既存施設を使いながらの増築・改修であり環境汚染管理、特にアスペルギルス症対応には留意した。院内感染管理委員会とは工事方法について協議を重ね進めた。
4.これまで約22年の主な工事履歴
当院は1995年既存棟の全体完成を終えている。同一敷地内のほぼ全面建替えであった。それ以降の施設上の変更は主に表1の通りである。
- 全体完成の約16年後、2011年に老朽化した旧東病棟(精神科)の建替えを行った。引き続き総合周産期センターおよび救命救急部門の整備・拡大に伴う改修も同時に行った。(中央病棟1~2階)ただし解体を伴うので面積増はあまりない。純粋な増築は今回が初といってよい。
- 1床当り延べ床面積は1997年全体完成時70.5㎡/床から89.3㎡/床にまで拡大した。
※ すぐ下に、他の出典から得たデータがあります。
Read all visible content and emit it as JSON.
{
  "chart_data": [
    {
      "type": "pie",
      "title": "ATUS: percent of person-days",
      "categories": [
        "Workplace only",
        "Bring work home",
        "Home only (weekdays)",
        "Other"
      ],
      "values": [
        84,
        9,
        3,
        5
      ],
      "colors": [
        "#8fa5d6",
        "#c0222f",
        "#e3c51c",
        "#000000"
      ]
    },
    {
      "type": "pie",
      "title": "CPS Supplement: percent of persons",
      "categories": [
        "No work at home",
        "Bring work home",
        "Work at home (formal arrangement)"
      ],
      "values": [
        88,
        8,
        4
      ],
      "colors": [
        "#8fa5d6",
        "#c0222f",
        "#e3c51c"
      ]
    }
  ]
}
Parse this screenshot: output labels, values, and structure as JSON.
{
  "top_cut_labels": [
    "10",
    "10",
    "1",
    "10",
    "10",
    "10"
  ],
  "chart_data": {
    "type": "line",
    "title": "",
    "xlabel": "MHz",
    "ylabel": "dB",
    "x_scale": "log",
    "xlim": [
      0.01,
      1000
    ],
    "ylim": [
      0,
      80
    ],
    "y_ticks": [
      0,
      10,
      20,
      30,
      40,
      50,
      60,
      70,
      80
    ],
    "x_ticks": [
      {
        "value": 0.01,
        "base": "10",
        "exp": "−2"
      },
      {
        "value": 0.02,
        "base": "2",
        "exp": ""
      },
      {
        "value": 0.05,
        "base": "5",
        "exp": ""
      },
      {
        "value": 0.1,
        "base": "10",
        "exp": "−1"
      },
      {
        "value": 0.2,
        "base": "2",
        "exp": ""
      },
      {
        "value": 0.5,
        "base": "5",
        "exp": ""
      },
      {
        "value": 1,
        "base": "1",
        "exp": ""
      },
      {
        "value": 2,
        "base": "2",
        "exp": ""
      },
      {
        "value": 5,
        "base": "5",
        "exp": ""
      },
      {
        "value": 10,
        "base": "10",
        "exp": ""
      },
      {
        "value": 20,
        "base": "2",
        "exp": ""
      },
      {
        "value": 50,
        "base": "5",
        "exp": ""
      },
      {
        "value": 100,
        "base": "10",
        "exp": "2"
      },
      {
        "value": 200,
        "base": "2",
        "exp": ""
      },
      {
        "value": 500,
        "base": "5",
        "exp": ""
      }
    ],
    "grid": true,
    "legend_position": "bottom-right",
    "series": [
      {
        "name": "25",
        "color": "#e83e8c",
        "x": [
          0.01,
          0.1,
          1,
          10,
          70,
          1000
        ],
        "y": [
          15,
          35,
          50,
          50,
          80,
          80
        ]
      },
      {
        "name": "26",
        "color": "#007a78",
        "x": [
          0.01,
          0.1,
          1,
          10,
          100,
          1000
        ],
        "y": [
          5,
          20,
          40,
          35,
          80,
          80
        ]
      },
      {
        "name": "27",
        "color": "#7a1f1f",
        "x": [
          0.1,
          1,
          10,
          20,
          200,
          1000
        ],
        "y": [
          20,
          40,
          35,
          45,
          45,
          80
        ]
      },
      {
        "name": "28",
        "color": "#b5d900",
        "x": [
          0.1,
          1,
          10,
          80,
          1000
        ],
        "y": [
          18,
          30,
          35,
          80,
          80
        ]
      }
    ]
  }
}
これには病床数が800床から733床にまでダウンサイジングしたことも大きくかかわっている。
表1:これまで約22年の主な工事履歴
5.施設配置の変化
主要年の配置図を示した。
- 2032年、2042年は将来計画である。
- 全体完成以前の1989年の状況も挙げた。旧東病棟・厚生棟・交流棟他は当時も存在する。
- 2011年東病棟建替に伴い今回先端医療棟のスペースを確保した。
6.施設計画の基本方針
- 医療ニーズの変化に迅速に対応できる施設であること。
- 施設に投資する費用を最低限にすること。
この2点を施設計画の基本方針にしている。そのためにコスト意識を持ちながら継続的に医療ニーズを取り込んだ施設計画を行っていること、また明確なマスタープランを立てていることが重要であると考えている。